Much of what has gone on in Starr's grand jury investigation is impossible to discern from the outside. The proceedings are secret, and only the witnesses themselves are free to reveal what they were asked and what they said. Few who have appeared on the courthouse steps have acknowledged knowing much of anything, and most have declined to discuss what they said.
Those who do speak publicly may or may not be telling the truth, said Barrett, recalling his days as a prosecutor in the Iran-contra investigation. "People would often walk out of the grand jury and lie to reporters," he said.
Several witnesses have been called repeatedly to testify. Some, such as Jordan and Currie, are at the center of the probe. Prosecutors may want multiple interviews with less prominent figures, such as lower-level White House aides and support staff, either because they are providing a good deal of information or because the prosecutors suspect they may not be telling the truth.
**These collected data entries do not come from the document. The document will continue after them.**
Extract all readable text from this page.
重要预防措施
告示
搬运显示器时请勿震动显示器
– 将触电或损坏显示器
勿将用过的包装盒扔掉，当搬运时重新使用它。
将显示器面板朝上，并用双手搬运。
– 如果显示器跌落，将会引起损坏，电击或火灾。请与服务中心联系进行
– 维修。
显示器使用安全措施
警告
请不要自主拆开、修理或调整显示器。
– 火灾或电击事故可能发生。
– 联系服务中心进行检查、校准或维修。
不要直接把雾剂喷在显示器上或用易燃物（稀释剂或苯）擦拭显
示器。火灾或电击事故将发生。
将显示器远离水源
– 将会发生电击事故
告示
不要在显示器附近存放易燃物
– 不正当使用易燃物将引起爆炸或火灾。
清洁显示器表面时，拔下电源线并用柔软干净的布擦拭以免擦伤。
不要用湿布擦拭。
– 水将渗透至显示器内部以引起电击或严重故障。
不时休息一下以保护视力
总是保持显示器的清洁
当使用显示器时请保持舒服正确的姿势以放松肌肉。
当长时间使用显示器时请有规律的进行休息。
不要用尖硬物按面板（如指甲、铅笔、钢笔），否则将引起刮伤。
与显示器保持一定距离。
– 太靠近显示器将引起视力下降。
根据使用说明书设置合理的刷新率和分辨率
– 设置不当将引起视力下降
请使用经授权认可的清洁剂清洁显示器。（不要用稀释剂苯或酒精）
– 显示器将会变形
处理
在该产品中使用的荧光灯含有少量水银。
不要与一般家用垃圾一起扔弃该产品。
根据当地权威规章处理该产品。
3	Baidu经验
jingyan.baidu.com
Yesterday the grand jury heard for the second time from former White House legislative affairs director John L. Hilley, who ran the office where Lewinsky worked for five months before her transfer to the Pentagon press office. Elizabeth Bailey, who handles applications for political jobs at the Defense Department, also testified.
In addition to White House aides, other witnesses Starr has focused on include:
Lewinsky friends who have been summoned to tell the grand jury what she confided in them about any relationship with the president. Those who have testified include other White House interns, a friend Lewinsky frequently exchanged e-mail correspondence with who now lives in Tokyo, and Lewinsky's mother Marcia Lewis -- who, Tripp has told associates, knew about her daughter's assertions of an affair with the president and her plans to lie about it under oath.
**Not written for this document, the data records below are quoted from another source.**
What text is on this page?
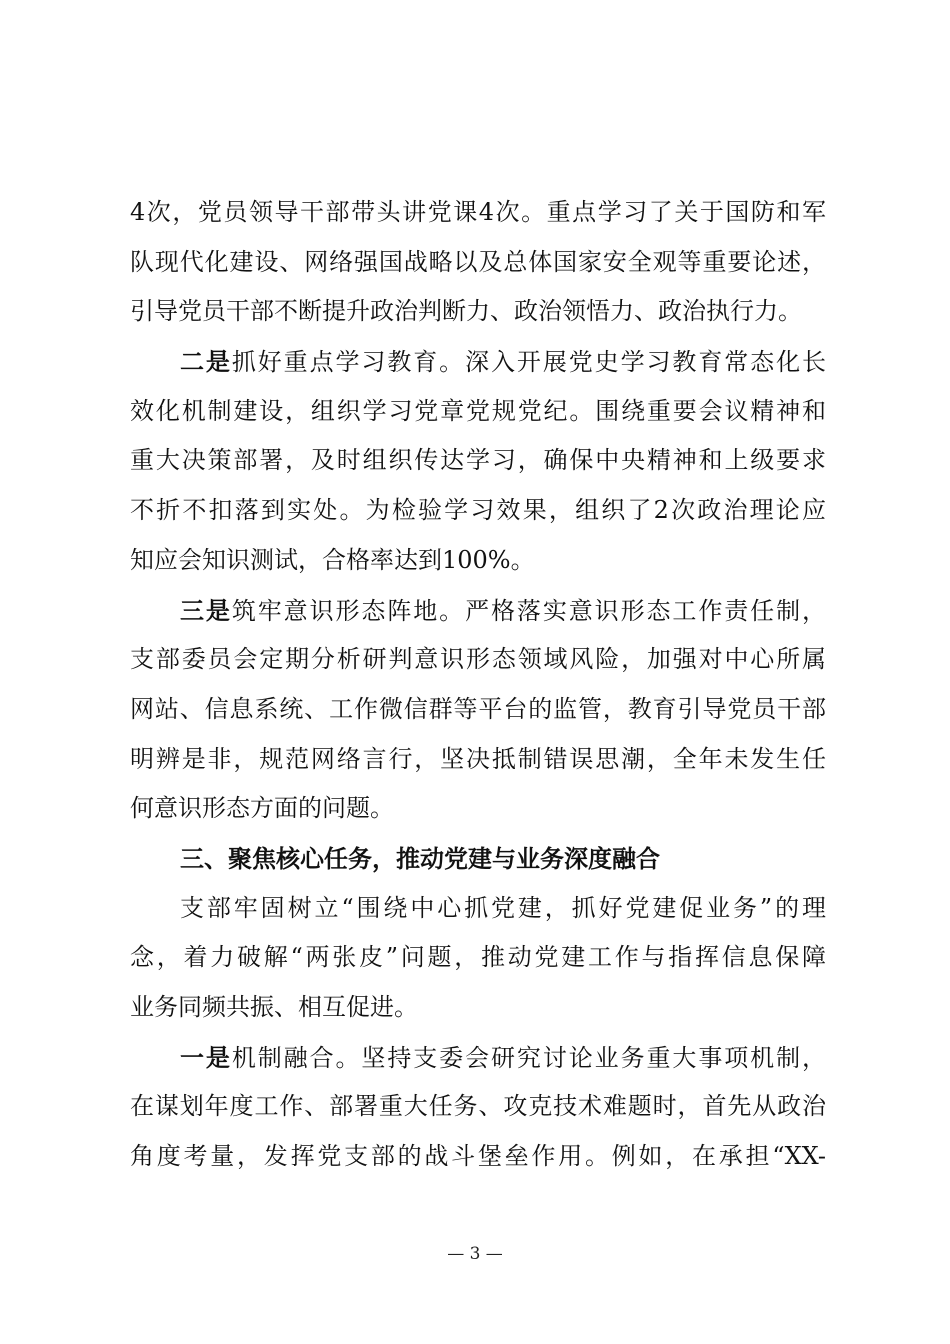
4次，党员领导干部带头讲党课4次。重点学习了关于国防和军
队现代化建设、网络强国战略以及总体国家安全观等重要论述，
引导党员干部不断提升政治判断力、政治领悟力、政治执行力。
二是抓好重点学习教育。深入开展党史学习教育常态化长
效化机制建设，组织学习党章党规党纪。围绕重要会议精神和
重大决策部署，及时组织传达学习，确保中央精神和上级要求
不折不扣落到实处。为检验学习效果，组织了2次政治理论应
知应会知识测试，合格率达到100%。
三是筑牢意识形态阵地。严格落实意识形态工作责任制，
支部委员会定期分析研判意识形态领域风险，加强对中心所属
网站、信息系统、工作微信群等平台的监管，教育引导党员干部
明辨是非，规范网络言行，坚决抵制错误思潮，全年未发生任
何意识形态方面的问题。
三、聚焦核心任务，推动党建与业务深度融合
支部牢固树立“围绕中心抓党建，抓好党建促业务”的理
念，着力破解“两张皮”问题，推动党建工作与指挥信息保障
业务同频共振、相互促进。
一是机制融合。坚持支委会研究讨论业务重大事项机制，
在谋划年度工作、部署重大任务、攻克技术难题时，首先从政治
角度考量，发挥党支部的战斗堡垒作用。例如，在承担“XX-
— 3 —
Prospective employers. Investigators have spent time in New York taking sworn testimony from executives who were pressed to hire Lewinsky, including officials at Revlon Inc., where she was ultimately offered a position.
Her job search was orchestrated by Jordan, who, according to his associates, did so after a request from Currie that he assumed originated with Clinton himself. Jordan has said he kept the president advised of his progress in December and January.
Hence, the phone records: Prosecutors, having subpoenaed phone records from the companies, Jordan's law firm, the White House and Lewinsky, can try to paint a detailed picture for the grand jury of the timing and sequence of events as pressure mounted for testimony from Lewinsky and Tripp in the Jones case.
Staff writer Peter Baker and staff researcher Ben White contributed to this report.